Inside the bubble of supporting and following one side, it's easy to lose perspective on wider issues. Taken in isolation, deals like Steve Mounie joining Huddersfield seem astronomic, but in the wider context of the game at present - where single players are being sold for similar figures as entire Premier League clubs can be obtained for - it was but a splash in the ocean.
While it's important we don't downplay achievements, there's also use in comparing and contrasting from time to time, allowing us to take stock of how far the club has come without losing sight of the bigger picture.
With the visit of Newcastle this Sunday, it gives us an opportunity to cast our eye towards the summit of the club, and underline just how important Dean Hoyle has been to Huddersfield Town as not just an owner and investor, but man and personality.
You could fit a capacity crowd at the John Smith's in to St James' Park twice over and have room to spare, but due to ongoing public disputes between the manager and owner regarding the level of investment in the squad and periods of fan discontent so severe they've staged several protests, only a fool would think to suggest that Newcastle United - as big as they are - are in as healthy a situation as Huddersfield find themselves.

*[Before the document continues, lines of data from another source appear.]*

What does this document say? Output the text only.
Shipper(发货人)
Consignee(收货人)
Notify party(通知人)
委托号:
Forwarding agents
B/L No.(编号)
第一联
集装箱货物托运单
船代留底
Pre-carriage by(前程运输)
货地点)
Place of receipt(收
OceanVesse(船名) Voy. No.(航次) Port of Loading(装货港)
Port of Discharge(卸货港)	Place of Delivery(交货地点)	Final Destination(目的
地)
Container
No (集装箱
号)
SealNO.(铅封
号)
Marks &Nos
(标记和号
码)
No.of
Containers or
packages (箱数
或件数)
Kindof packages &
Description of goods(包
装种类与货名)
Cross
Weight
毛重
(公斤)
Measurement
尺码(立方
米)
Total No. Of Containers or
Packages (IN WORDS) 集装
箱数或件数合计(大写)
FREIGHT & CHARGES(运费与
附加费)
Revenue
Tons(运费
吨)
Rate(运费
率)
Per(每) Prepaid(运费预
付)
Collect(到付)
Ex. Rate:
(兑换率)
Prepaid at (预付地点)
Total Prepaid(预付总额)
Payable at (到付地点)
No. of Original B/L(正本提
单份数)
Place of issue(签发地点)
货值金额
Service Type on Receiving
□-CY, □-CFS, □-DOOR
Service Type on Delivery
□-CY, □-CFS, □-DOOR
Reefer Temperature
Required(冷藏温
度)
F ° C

Huddersfield Town fans know only too well from seasons gone by, issues in the boardroom have a negative effect in a whole multitude of ways if not dealt with swiftly, and that can lead to dire straits faster than you'd expect. There is a direct correlation between how successful Huddersfield are and how happy this fan base is with how well the club is being run, and few could find a bad word to say about the club's current custodian.
Yet, look towards the north east and, before long, you'll find a queue of Geordies with a list longer than their arms about the multitude of ways in which their owner has prevented the club from progressing in a manner that they see fit. Football fans just want a reason to be happy and to have hope, but in the business the sport has become today, any mistakes made where the finances are concerned can take a team's legs out from underneath them.
While some may accuse them of having delusions of grandeur, it's much less about expecting too much and far more about wanting the club to, at the very least, show some competitive ambition with how they handle themselves both on the field and in the transfer market - and it's no secret that Newcastle have struggled on occasions in both of those regards.
Even when Town weren't very good to watch and had the results to match, Dean Hoyle wasn't giving interviews to Sky Sports about being burdened with an unrealistic set of expectations. He went about his business in a much more private manner than the owner of Sports Direct.
On top of regularly displaying the type of business acumen that made him as success an entrepreneur as he is and having a deep understanding of what the club means and represents to those who devote their time, money, and, if we're being honest, lives to following the fortunes of the side, Dean Hoyle has shown that he cares not only about what fans watch, but how they feel.
Hoyle, far more than most, has shown a deep understanding of this. Whether it's affordable pricing, real honesty where transfers are concerned or holding regular question and answer sessions with the fan base to give them chance to share their feelings and opinions directly, he is a man that has gone above and beyond to ensure that those who support his club feel part of a collective, rather than customers and consumers of a faceless commodity, which has been an increasing regularity in the Premier League.
Huddersfield Town fans don't need telling twice about how lucky they are to have Hoyle at the head of their club, but take even the briefest of peeks towards this weekend's opposition and that sentiment is quickly underlined. There's nothing wrong with reminding ourselves of that from time to time.